Our long breakout recommendations tend to have strong earnings outlooks and are near new-52 week, or all-time highs; they are most suitable for aggressive investors seeking ideal entry points into leading stocks, especially during bull markets, asserts Leo Fasciocco, editor of Ticker Tape Digest.

GrubHub (GRUB), based in Chicago, provides an online service for restaurant pick-up and delivery. Annual revenues are $683 million.

Its products include Grubhub and Seamless Mobile Applications and Mobile Website, Grubhub and Seamless Websites, Corporate Program, Delivery, Allmenus and MenuPages, Grubhub for Restaurants, and Restaurant Websites.

 The company connected more than 50,000 local restaurants with diners in more than 1,100 cities in the U.S.. In certain markets, the Company also provides delivery services to restaurants on its platform that do not have their own delivery operations.

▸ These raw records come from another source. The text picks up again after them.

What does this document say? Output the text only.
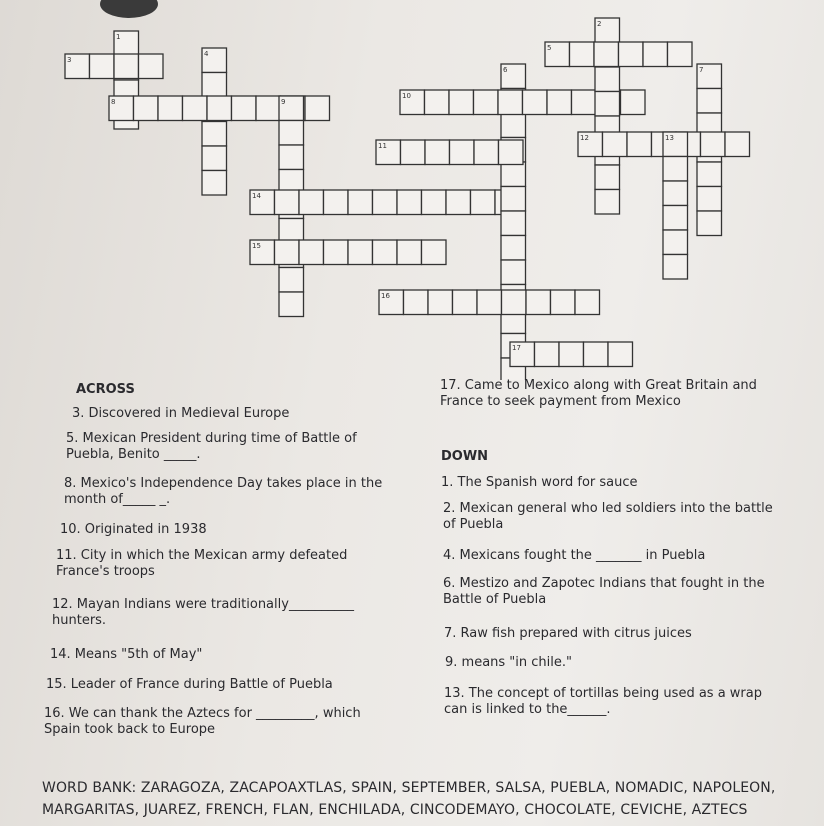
1
2
3
4
5
6	7
8	9
10
11
12	13
14
15
16
17
ACROSS
3. Discovered in Medieval Europe
5. Mexican President during time of Battle of Puebla, Benito _____.
8. Mexico's Independence Day takes place in the month of_____ _.
10. Originated in 1938
11. City in which the Mexican army defeated France's troops
12. Mayan Indians were traditionally__________ hunters.
14. Means "5th of May"
15. Leader of France during Battle of Puebla
16. We can thank the Aztecs for _________, which Spain took back to Europe
17. Came to Mexico along with Great Britain and France to seek payment from Mexico
DOWN
1. The Spanish word for sauce
2. Mexican general who led soldiers into the battle of Puebla
4. Mexicans fought the _______ in Puebla
6. Mestizo and Zapotec Indians that fought in the Battle of Puebla
7. Raw fish prepared with citrus juices
9. means "in chile."
13. The concept of tortillas being used as a wrap can is linked to the______.
WORD BANK: ZARAGOZA, ZACAPOAXTLAS, SPAIN, SEPTEMBER, SALSA, PUEBLA, NOMADIC, NAPOLEON,
MARGARITAS, JUAREZ, FRENCH, FLAN, ENCHILADA, CINCODEMAYO, CHOCOLATE, CEVICHE, AZTECS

Quarterly earnings will be strong. Analysts expect a 54% spurt in net to 40 cents a share from 26 cents the year before. The highest estimate on the Street is at 46 cents a share.

The company topped the consensus estimate the past three quarters by 16 cents a share, 6 cents and 4 cents. Profits for the third quarter are expected to be up 25% to 36 cents a share from 28 cents the year before.

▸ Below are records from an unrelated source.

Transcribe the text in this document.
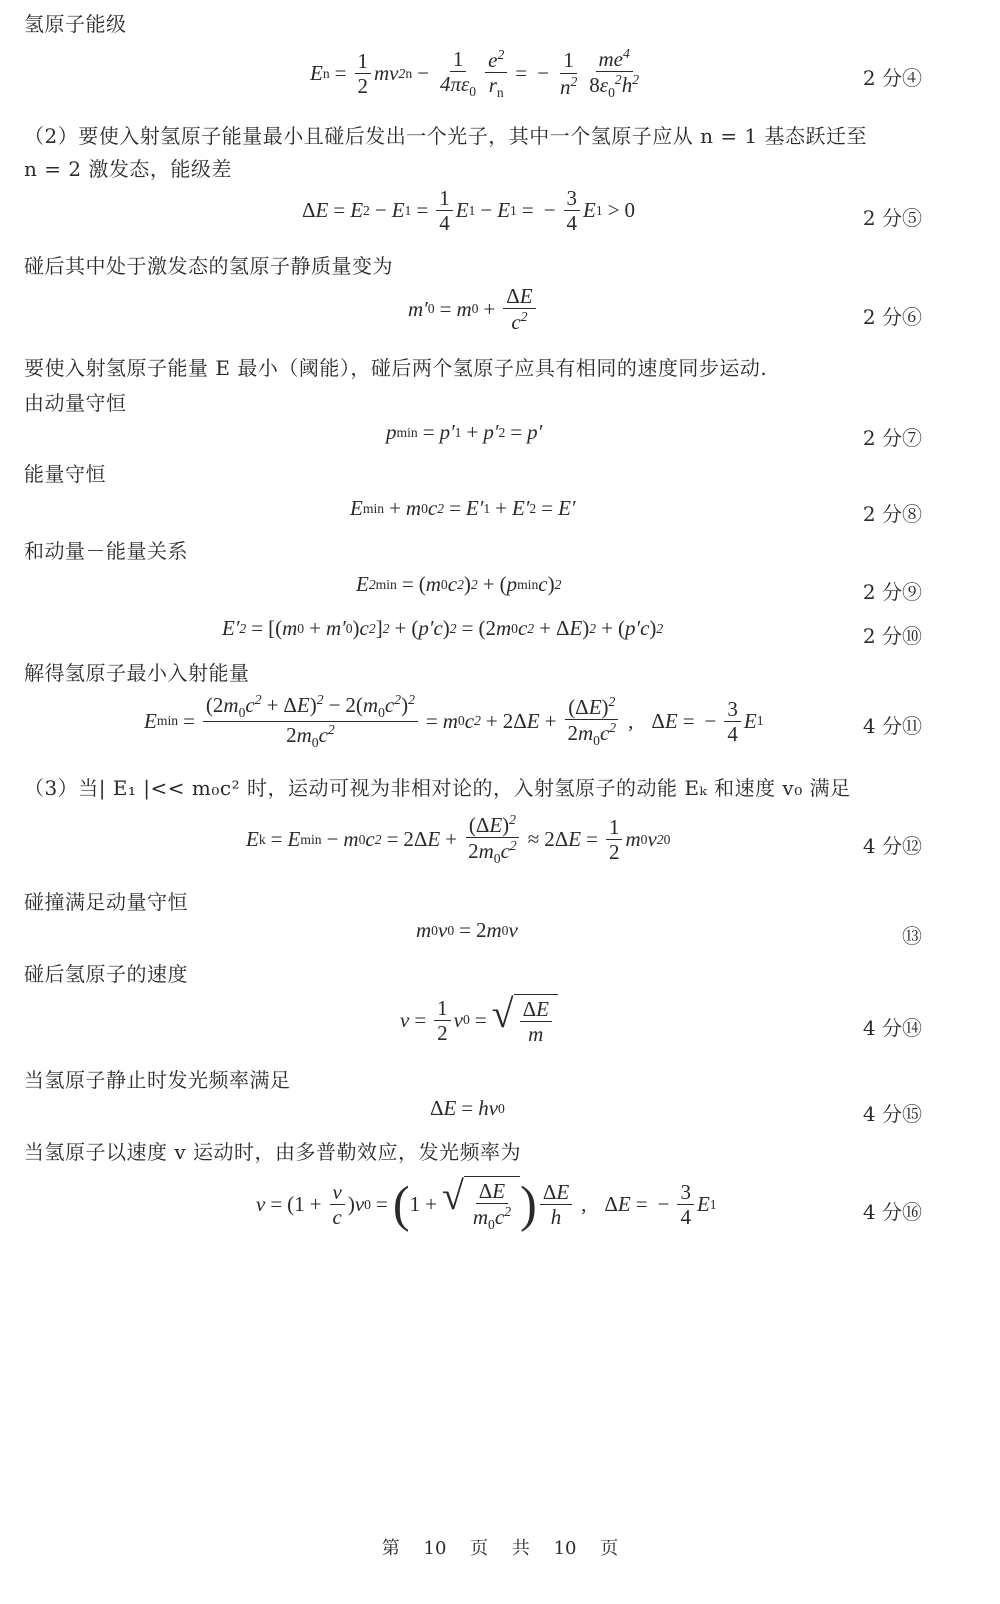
氢原子能级
E $n = \frac{1}{2}$ mv 2 $n - \frac{1}{4\pi\varepsilon_0} \frac{e^2}{r_n}$ = − $\frac{1}{n^2} \frac{me^4}{8\varepsilon_0^2h^2}$	2 分④
（2）要使入射氢原子能量最小且碰后发出一个光子，其中一个氢原子应从 n = 1 基态跃迁至
n = 2 激发态，能级差
Δ E = E 2 − E $1 = \frac{1}{4}$ E 1 − E 1 = − $\frac{3}{4}$ E 1 > 0	2 分⑤
碰后其中处于激发态的氢原子静质量变为
m′ 0 = m $0 + \frac{\Delta E}{c^2}$	2 分⑥
要使入射氢原子能量 E 最小（阈能），碰后两个氢原子应具有相同的速度同步运动.
由动量守恒
p min = p′ 1 + p′ 2 = p′	2 分⑦
能量守恒
E min + m 0 c 2 = E′ 1 + E′ 2 = E′	2 分⑧
和动量－能量关系
E 2 min = ( m 0 c 2 ) 2 + ( p min c ) 2	2 分⑨
E′ 2 = [( m 0 + m′ 0 ) c 2 ] 2 + ( p′c ) 2 = (2 m 0 c 2 + Δ E ) 2 + ( p′c ) 2	2 分⑩
解得氢原子最小入射能量
E $\min = \frac{(2m_0c^2 + \Delta E)^2 - 2(m_0c^2)^2}{2m_0c^2} = m$ 0 c 2 + 2Δ $E + \frac{(\Delta E)^2}{2m_0c^2}$ , Δ E = − $\frac{3}{4}$ E 1	4 分⑪
（3）当| E₁ |<< m₀c² 时，运动可视为非相对论的，入射氢原子的动能 Eₖ 和速度 v₀ 满足
E k = E min − m 0 c 2 = 2Δ $E + \frac{(\Delta E)^2}{2m_0c^2} \approx 2\Delta$ $E = \frac{1}{2}$ m 0 v 2 0	4 分⑫
碰撞满足动量守恒
m 0 v 0 = 2 m 0 v	⑬
碰后氢原子的速度
$v = \frac{1}{2}$ v 0 = √ $\frac{\Delta E}{m}$	4 分⑭
当氢原子静止时发光频率满足
Δ E = hν 0	4 分⑮
当氢原子以速度 v 运动时，由多普勒效应，发光频率为
$\nu = (1 + \frac{v}{c}$ ) ν 0 = ( 1 + √ $\frac{\Delta E}{m_0c^2}$ ) $\frac{\Delta E}{h}$ , Δ E = − $\frac{3}{4}$ E 1	4 分⑯
第 10 页 共 10 页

For the full year, analysts are forecasting a 42% surge in GRUB's net to $1.70 a share from $1.20 the year before. Going out to 2019, the Street predicts a 26% increase in profits to $2.15 a share from the anticiapted $1.70 this year.

The stock's 12-month performance chart shows the shares up 160% versus a 15% gain for the stock market.The stock has broken out from a 14-week, cup-and-handle base.

The move carries the stock close to a new all-time high. We are targeting GRUB for a move to $140 off of this breakout. A protective stop can be placed near $106.